Status: NEW → ASSIGNED
This is a very simple test case (I'll make a more sophisticated test case later). There are two lines of text written in Devanagari. The first line is U+0915 (Devanagari Letter KA) followed by U+094D (Devanagari Virma) both of which are in a single span. In the second line, they're enclosed in two separate <span></span> with inline styles (color: blue and color: red). To my great surprise, Safari renders both lines identically in terms of the shape while in the second line U+0915 is rendered in blue and U+094D is rendered in red. So, I was wrong to say that AAT/ATSUI can't do this. Apparently, they can.... Whether Safari is right is another matter. To check MS IE, I have to reboot my machine to Windows. I'll do that later.

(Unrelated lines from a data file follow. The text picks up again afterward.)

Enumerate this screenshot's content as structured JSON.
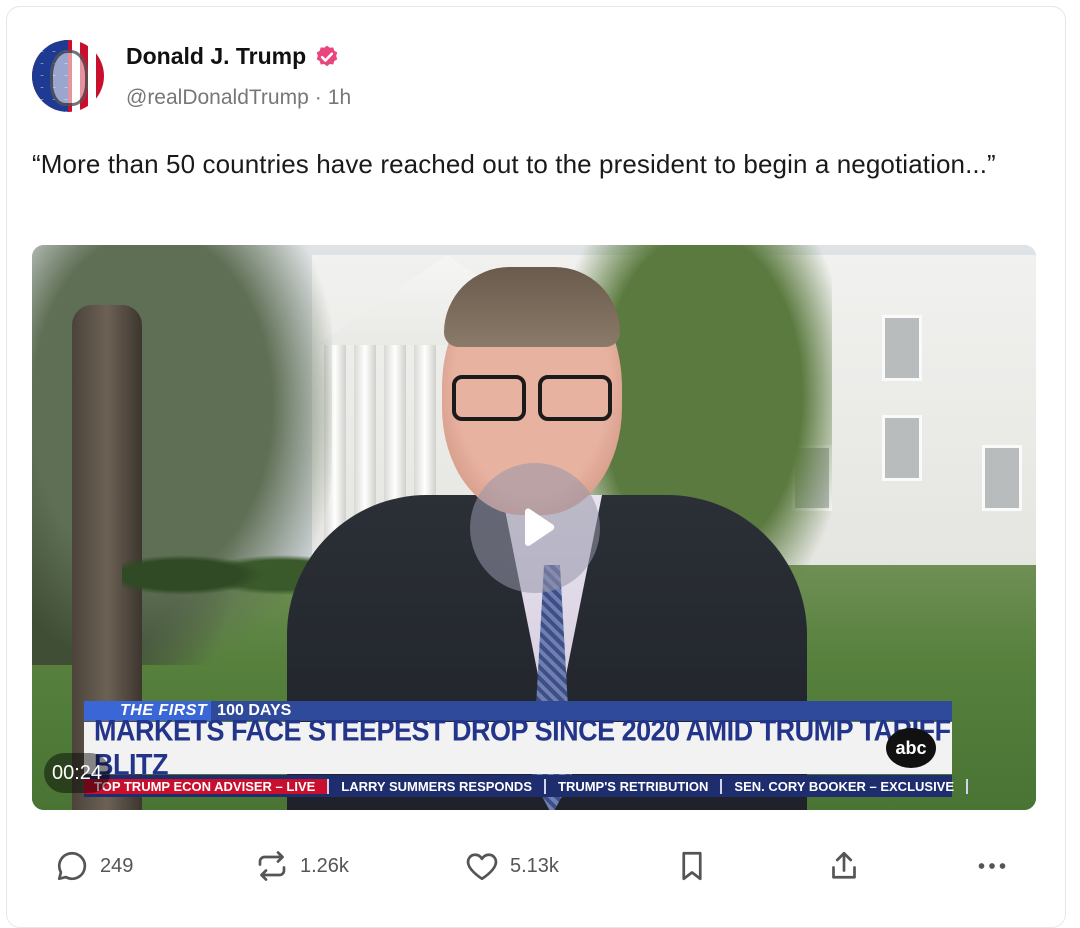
{
  "post": {
    "author_name": "Donald J. Trump",
    "handle": "@realDonaldTrump",
    "separator": "·",
    "time": "1h",
    "text": "“More than 50 countries have reached out to the president to begin a negotiation...”"
  },
  "video": {
    "timestamp": "00:24",
    "ticker_tag": "THE FIRST",
    "ticker_tag_suffix": "100 DAYS",
    "headline": "MARKETS FACE STEEPEST DROP SINCE 2020 AMID TRUMP TARIFF BLITZ",
    "network_logo": "abc",
    "ticker_items": [
      "TOP TRUMP ECON ADVISER – LIVE",
      "LARRY SUMMERS RESPONDS",
      "TRUMP'S RETRIBUTION",
      "SEN. CORY BOOKER – EXCLUSIVE"
    ]
  },
  "actions": {
    "replies": "249",
    "reposts": "1.26k",
    "likes": "5.13k"
  },
  "colors": {
    "verified_badge": "#e8467c",
    "ticker_blue": "#2f4a9a",
    "headline_blue": "#23358a"
  },
  "icons": [
    "comment-icon",
    "repost-icon",
    "heart-icon",
    "bookmark-icon",
    "share-icon",
    "more-icon",
    "verified-icon",
    "play-icon"
  ]
}
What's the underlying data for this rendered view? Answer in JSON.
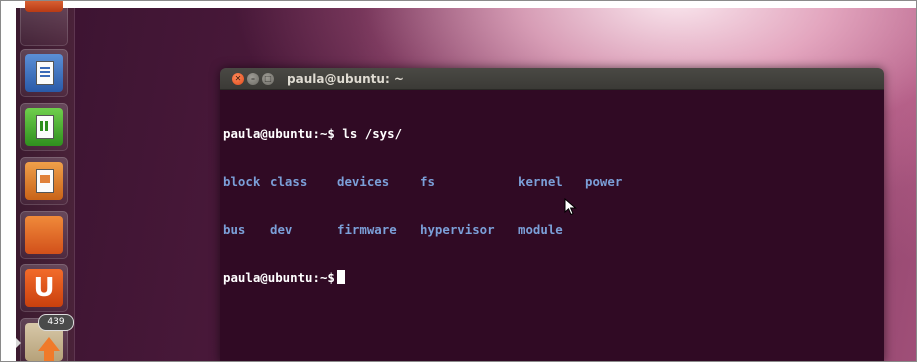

MSIE renders both lines with the same positioning. In the second line the base character and the diacritic are both colored blue. The behaviour is much the same in http://www.qsm.co.il/Hebrew/HebrewTest/color.htm
What if the spans use a different size, or a different font? Is this Devanagari pair a true ligature in the font, or is the renderer just composing a base character with a diacritic programmatically? I wonder what should happen (or does happen in IE) if you have spans with different fonts and the characters would be a ligature in the first font but not in the second font.
(In reply to comment #26) > What if the spans use a different size, or a different font? I'll try that. Another test we can do is how line breaking is handled for cases like '<span>verylong</span><span>word</span>' ('verylongword' is just made of Latin letters in the ASCII range) in MS IE and Safari. > Is this Devanagari pair a true ligature in the font, or is the renderer just > composing a base character with a diacritic programmatically? It depends. 'End-users'(?) are not supposed to know about that details ....Apparently, ATSUI has 'attributed/annotated' strings (Pango has something similar). > I wonder what should happen (or does happen in IE) if you have spans with > different fonts and the characters would be a ligature in the first font but not > in the second font. This test is a bit hard to do unless I have the latest version of Uniscribe DLL (which may only be available with the purchase of MS Office/Word 2005?) that supports opentype GSUB/GPOS for Latin. I might try something similar with Devanagari. See also bug 157967
I think we should do what IE seems to be doing, and treat each grapheme as belonging to the span that contains its first character.
This patch finishes support for using pango for rendering and adds support for grapheme-based mouse and keyboard selection. Also contains some other random fixes which happen to be in my tree. Nothing too scary.
Attachment #166797 - Attachment is obsolete: true
Attachment #174072 - Flags: review?(roc)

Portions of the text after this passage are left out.